Despite their lawyers' filing a habeas corpus petition and requesting a stay on Beristain's removal order, ICE covertly deported him at night without notifying other involved parties and before the immigration judges had a chance to issue rulings.
"This was an attempt to short-circuit the justice process by intentionally removing him before a judge could stop his removal," Adam Ansari, the Beristain family lawyer said, according to the Wall Street Journal. "We were in communication with the government regarding those motions — what they failed to mention was that they were in the process of throwing him out of the country."
"I wish I didn't vote at all."
Beristain, who owns Eddie's Steak Shed, a popular restaurant in Granger, Indiana, wrote in a press release that officials in the detention center "suddenly told me it was time to go," the Tribune reports.
"They told me to get my stuff, they put me in the back of a van and sped toward the border," Beristain added. "They took me to another facility while in transport to sign paperwork. I asked to speak with my attorney but was told there wasn't time for that. At around 10:00 p.m., I was dropped off at the Mexico-U.S. Border and walked into Mexico."
Ansari and his fellow attorneys say they are now fighting to have Beristain's case reviewed in federal and immigration courts and hope waivers will reduce his 10-year ban from entering the country.
He arrived in America in 1998, but was detained by immigration officials in 2000 during a trip to Niagara Falls with his wife, Ansari said, according to CNN. They got lost and accidentally crossed the Canadian border after missing their exit — on their way back into the U.S., immigration officials "classified him incorrectly" and told him he had to leave within the month.
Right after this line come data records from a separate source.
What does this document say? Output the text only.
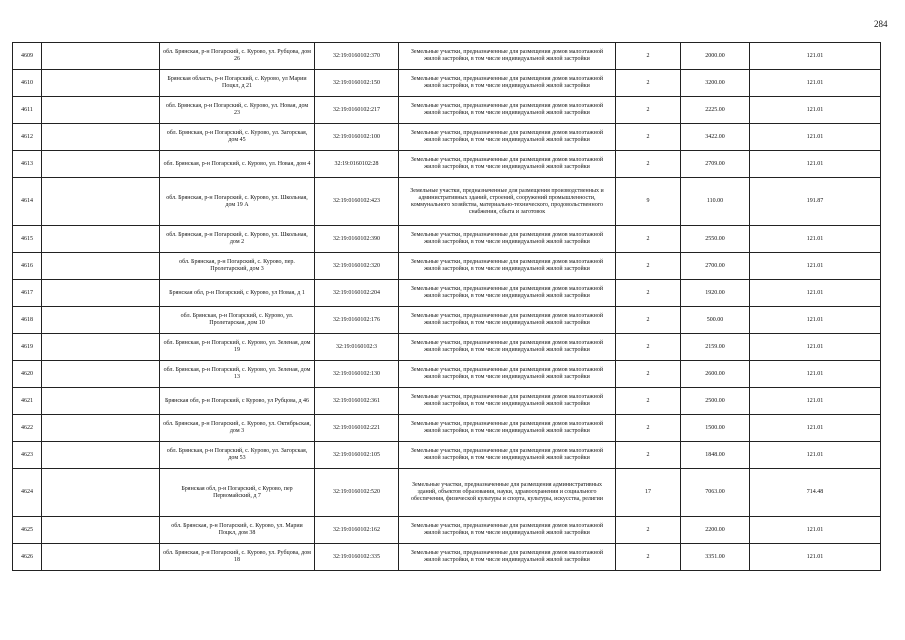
284
4609		обл. Брянская, р-н Погарский, с. Курово, ул. Рубцова, дом 26	32:19:0160102:370	Земельные участки, предназначенные для размещения домов малоэтажной жилой застройки, в том числе индивидуальной жилой застройки	2	2000.00	121.01	
4610		Брянская область, р-н Погарский, с. Курово, ул Марии Поцкл, д 21	32:19:0160102:150	Земельные участки, предназначенные для размещения домов малоэтажной жилой застройки, в том числе индивидуальной жилой застройки	2	3200.00	121.01	
4611		обл. Брянская, р-н Погарский, с. Курово, ул. Новая, дом 23	32:19:0160102:217	Земельные участки, предназначенные для размещения домов малоэтажной жилой застройки, в том числе индивидуальной жилой застройки	2	2225.00	121.01	
4612		обл. Брянская, р-н Погарский, с. Курово, ул. Загорская, дом 45	32:19:0160102:100	Земельные участки, предназначенные для размещения домов малоэтажной жилой застройки, в том числе индивидуальной жилой застройки	2	3422.00	121.01	
4613		обл. Брянская, р-н Погарский, с. Курово, ул. Новая, дом 4	32:19:0160102:28	Земельные участки, предназначенные для размещения домов малоэтажной жилой застройки, в том числе индивидуальной жилой застройки	2	2709.00	121.01	
4614		обл. Брянская, р-н Погарский, с. Курово, ул. Школьная, дом 19 А	32:19:0160102:423	Земельные участки, предназначенные для размещения производственных и административных зданий, строений, сооружений промышленности, коммунального хозяйства, материально-технического, продовольственного снабжения, сбыта и заготовок	9	110.00	191.87	
4615		обл. Брянская, р-н Погарский, с. Курово, ул. Школьная, дом 2	32:19:0160102:390	Земельные участки, предназначенные для размещения домов малоэтажной жилой застройки, в том числе индивидуальной жилой застройки	2	2550.00	121.01	
4616		обл. Брянская, р-н Погарский, с. Курово, пер. Пролетарский, дом 3	32:19:0160102:320	Земельные участки, предназначенные для размещения домов малоэтажной жилой застройки, в том числе индивидуальной жилой застройки	2	2700.00	121.01	
4617		Брянская обл, р-н Погарский, с Курово, ул Новая, д 1	32:19:0160102:204	Земельные участки, предназначенные для размещения домов малоэтажной жилой застройки, в том числе индивидуальной жилой застройки	2	1920.00	121.01	
4618		обл. Брянская, р-н Погарский, с. Курово, ул. Пролетарская, дом 10	32:19:0160102:176	Земельные участки, предназначенные для размещения домов малоэтажной жилой застройки, в том числе индивидуальной жилой застройки	2	500.00	121.01	
4619		обл. Брянская, р-н Погарский, с. Курово, ул. Зеленая, дом 19	32:19:0160102:3	Земельные участки, предназначенные для размещения домов малоэтажной жилой застройки, в том числе индивидуальной жилой застройки	2	2159.00	121.01	
4620		обл. Брянская, р-н Погарский, с. Курово, ул. Зеленая, дом 13	32:19:0160102:130	Земельные участки, предназначенные для размещения домов малоэтажной жилой застройки, в том числе индивидуальной жилой застройки	2	2600.00	121.01	
4621		Брянская обл, р-н Погарский, с Курово, ул Рубцова, д 46	32:19:0160102:361	Земельные участки, предназначенные для размещения домов малоэтажной жилой застройки, в том числе индивидуальной жилой застройки	2	2500.00	121.01	
4622		обл. Брянская, р-н Погарский, с. Курово, ул. Октябрьская, дом 3	32:19:0160102:221	Земельные участки, предназначенные для размещения домов малоэтажной жилой застройки, в том числе индивидуальной жилой застройки	2	1500.00	121.01	
4623		обл. Брянская, р-н Погарский, с. Курово, ул. Загорская, дом 53	32:19:0160102:105	Земельные участки, предназначенные для размещения домов малоэтажной жилой застройки, в том числе индивидуальной жилой застройки	2	1848.00	121.01	
4624		Брянская обл, р-н Погарский, с Курово, пер Первомайский, д 7	32:19:0160102:520	Земельные участки, предназначенные для размещения административных зданий, объектов образования, науки, здравоохранения и социального обеспечения, физической культуры и спорта, культуры, искусства, религии	17	7063.00	714.48	
4625		обл. Брянская, р-н Погарский, с. Курово, ул. Марии Поцкл, дом 38	32:19:0160102:162	Земельные участки, предназначенные для размещения домов малоэтажной жилой застройки, в том числе индивидуальной жилой застройки	2	2200.00	121.01	
4626		обл. Брянская, р-н Погарский, с. Курово, ул. Рубцова, дом 18	32:19:0160102:335	Земельные участки, предназначенные для размещения домов малоэтажной жилой застройки, в том числе индивидуальной жилой застройки	2	3351.00	121.01	
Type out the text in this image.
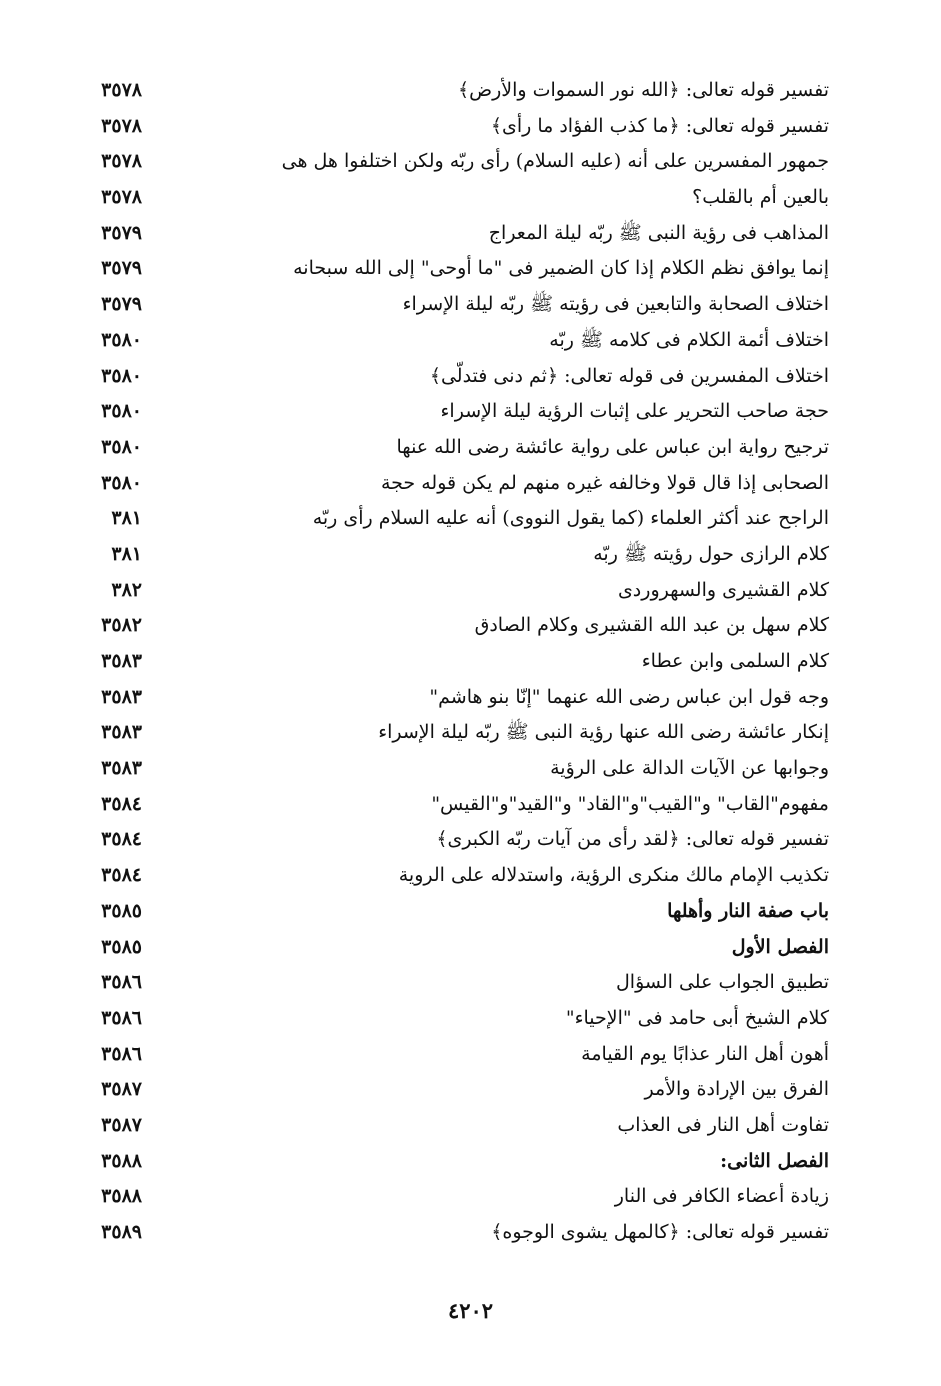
تفسير قوله تعالى: ﴿الله نور السموات والأرض﴾
٣٥٧٨
تفسير قوله تعالى: ﴿ما كذب الفؤاد ما رأى﴾
٣٥٧٨
جمهور المفسرين على أنه (عليه السلام) رأى ربّه ولكن اختلفوا هل هى
٣٥٧٨
بالعين أم بالقلب؟
٣٥٧٨
المذاهب فى رؤية النبى ﷺ ربّه ليلة المعراج
٣٥٧٩
إنما يوافق نظم الكلام إذا كان الضمير فى "ما أوحى" إلى الله سبحانه
٣٥٧٩
اختلاف الصحابة والتابعين فى رؤيته ﷺ ربّه ليلة الإسراء
٣٥٧٩
اختلاف أئمة الكلام فى كلامه ﷺ ربّه
٣٥٨٠
اختلاف المفسرين فى قوله تعالى: ﴿ثم دنى فتدلّى﴾
٣٥٨٠
حجة صاحب التحرير على إثبات الرؤية ليلة الإسراء
٣٥٨٠
ترجيح رواية ابن عباس على رواية عائشة رضى الله عنها
٣٥٨٠
الصحابى إذا قال قولا وخالفه غيره منهم لم يكن قوله حجة
٣٥٨٠
الراجح عند أكثر العلماء (كما يقول النووى) أنه عليه السلام رأى ربّه
٣٨١
كلام الرازى حول رؤيته ﷺ ربّه
٣٨١
كلام القشيرى والسهروردى
٣٨٢
كلام سهل بن عبد الله القشيرى وكلام الصادق
٣٥٨٢
كلام السلمى وابن عطاء
٣٥٨٣
وجه قول ابن عباس رضى الله عنهما "إنّا بنو هاشم"
٣٥٨٣
إنكار عائشة رضى الله عنها رؤية النبى ﷺ ربّه ليلة الإسراء
٣٥٨٣
وجوابها عن الآيات الدالة على الرؤية
٣٥٨٣
مفهوم"القاب" و"القيب"و"القاد" و"القيد"و"القيس"
٣٥٨٤
تفسير قوله تعالى: ﴿لقد رأى من آيات ربّه الكبرى﴾
٣٥٨٤
تكذيب الإمام مالك منكرى الرؤية، واستدلاله على الروية
٣٥٨٤
باب صفة النار وأهلها
٣٥٨٥
الفصل الأول
٣٥٨٥
تطبيق الجواب على السؤال
٣٥٨٦
كلام الشيخ أبى حامد فى "الإحياء"
٣٥٨٦
أهون أهل النار عذابًا يوم القيامة
٣٥٨٦
الفرق بين الإرادة والأمر
٣٥٨٧
تفاوت أهل النار فى العذاب
٣٥٨٧
الفصل الثانى:
٣٥٨٨
زيادة أعضاء الكافر فى النار
٣٥٨٨
تفسير قوله تعالى: ﴿كالمهل يشوى الوجوه﴾
٣٥٨٩
٤٢٠٢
But Helen was pregnant at the time and Beristain chose to stay with his family instead.
"They told me to get my stuff, they put me in the back of a van and sped toward the border."
Being an upstanding citizen, free from any criminal charges or legal violations, federal authorities told him he could stay as long as he checked in every year to prove he was still in good standing. It was during one of these check ins that ICE detained him.
Roberto and Helen Berinstain attempted numerous times to fix his status over the past few decades, all to no avail, Helen told the Tribune.
Upon learning of his wife's support for Trump during the elections, Beristain had expressed concern about the implications of Trump's harsh immigration policies for Mexicans living in America. Helen replied the policies would only apply to "bad hombres," she told the South Bend Tribune.
"All of the good people will come out," she told CNN affiliate WSBT after her husband's detention in March. "I don't think ICE is out there to just detain anybody and break families."
Since Trump became president, ICE raids and enforcement have become "unprecedented," as the government has vastly expanded who is eligible for arrest.
"In the past, you could get in trouble for who you arrested," Steven Boll, a retired Houston field office director for ICE, told the Houston Chronicle in March. "Now you could potentially get in trouble for who you didn't arrest."
In February, J. Kevin Appleby, the Center for Migration Studies of New York's senior director of international migration policy, explained to the Washington Post there's a notable difference between Trump and his predecessor, Barack Obama, when it comes to immigration policy.
"The Obama administration shied away from big displays of enforcement because it would alienate their base," Appleby said. "For Trump, it is red meat for his supporters and fulfills a campaign pledge."